Abbiamo incontrato l’autrice Christiane Möschle in occasione della presentazione del libro, organizzata dalla Deutsch-Italienische Gesellschaft di Amburgo
Una storia delle tradizioni e della cultura calabrese, raccontata dal punto di vista femminile, di una straniera. Christiane Möschle, germanista laureata all’università di Monaco, accompagna Lucia e Giovanna alla (ri)scoperta dei valori di una terra affascinante. Il risultato è “Der Duft Kalabriens”, il racconto di un viaggio alla scoperta di un mondo complesso.
È stato il tuo primo viaggio in Calabria. Cosa ti ha sorpresa di più?
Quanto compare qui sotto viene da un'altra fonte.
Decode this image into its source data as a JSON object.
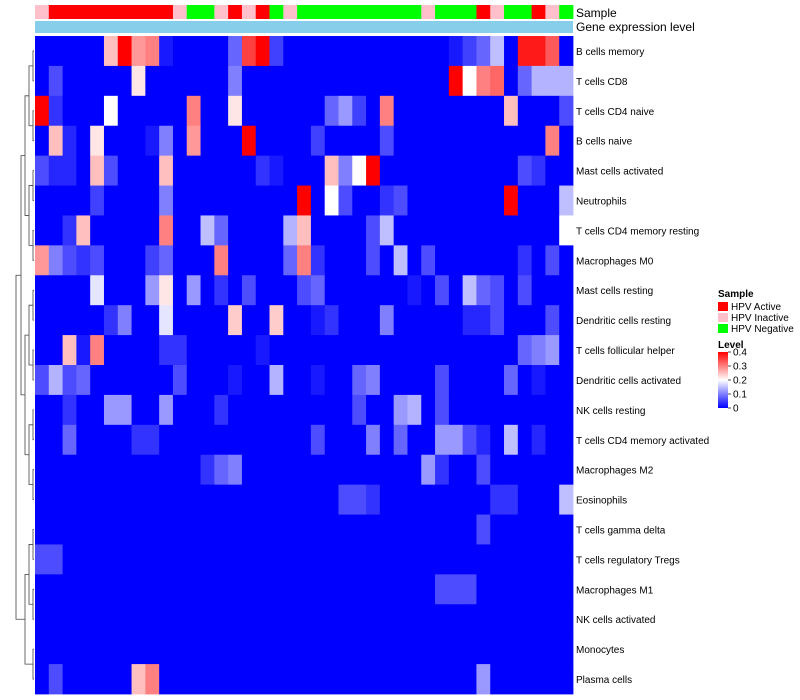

I panorami, non c’è dubbio, anche perché non avevo assolutamente idea di come fosse la Calabria. Sinceramente non mi sarei mai aspettata di trovare, in Calabria, un ambiente così naturale, arcaicamente intoccato. Per non parlare della natura rigogliosa, dell’incredibile vicinanza tra montagne e spiagge, e quest’ultime così diverse: quella tirrenica, cosi rocciosa, con gli scogli nel mare e, dall’altro lato, il Mar Ionio, tranquillo. Una ricchezza, davvero inaspettata.
Come te l’eri immaginata la Calabria?
Conosco bene la Puglia e mi aspettavo di trovare un ambiente molto simile, con molta più pianura. Devo però, anche, ammettere, che non mi sono affatto informata prima di andare. Dato che viaggiavo con Lucia e la figlia, mi sono semplicemente fidata di loro, visto che provenivano dalla zona. Siamo arrivati, in Calabria, in piena notte il che non mi ha aiutato molto ad avere una prima impressione. Vedevo solo quello che si vedeva dall’autostrada e lungo la deviazione che abbiamo dovuto prendere. Con l’arrivo dell’alba ho potuto poi, pian piano, vedere quello che mi circondava.
Il tuo libro è una scrittura femminile su donne. Come è cambiato il modo di vedere la donna calabrese, se è cambiato?
Lucia era per me, già in Germania, una donna molto sicura di sé, capace di prendere il suo destino in mano e di darsi da fare per rendere tutto al massimo. Quando sono stata con lei in Calabria a visitare e rivivere i luoghi in cui avevano vissuto la mamma e la nonna e lei si è aperta sempre di più, il mio rispetto nei confronti delle donne calabresi è cresciuto sempre più. In maggior modo se si considerano le premesse, che non erano le più rosee. Riuscire ad essere determinate, positive e propositive, nonostante le avversità iniziali, è ammirevole e merita rispetto.
Il tuo libro cita il profumo della Calabria. Qual è questo profumo?
Quando siamo arrivate in Calabria, Lucia, scendendo dall’auto nel centro storico di Castrovillari, inspira profondamente ed è felicissima, affermando di sentire finalmente il profumo di casa: nell’aria c’era un odore di legna bruciata. Questa affermazione era, per me, molto importante, perché mi ha fatto capire l’importanza dei dettagli nel quadro complessivo. Da lì il passo ad integrare questa frase, in qualche modo nel libro, era breve. Non volevo parlare di odori, ma di qualcosa più specifico, che fosse in grado di riassumere tutta l’esperienza e quando ho visto i prati in fiore, la decisione era presa: si sarebbe trattato del profumo della Calabria, così diverso eppure così unico.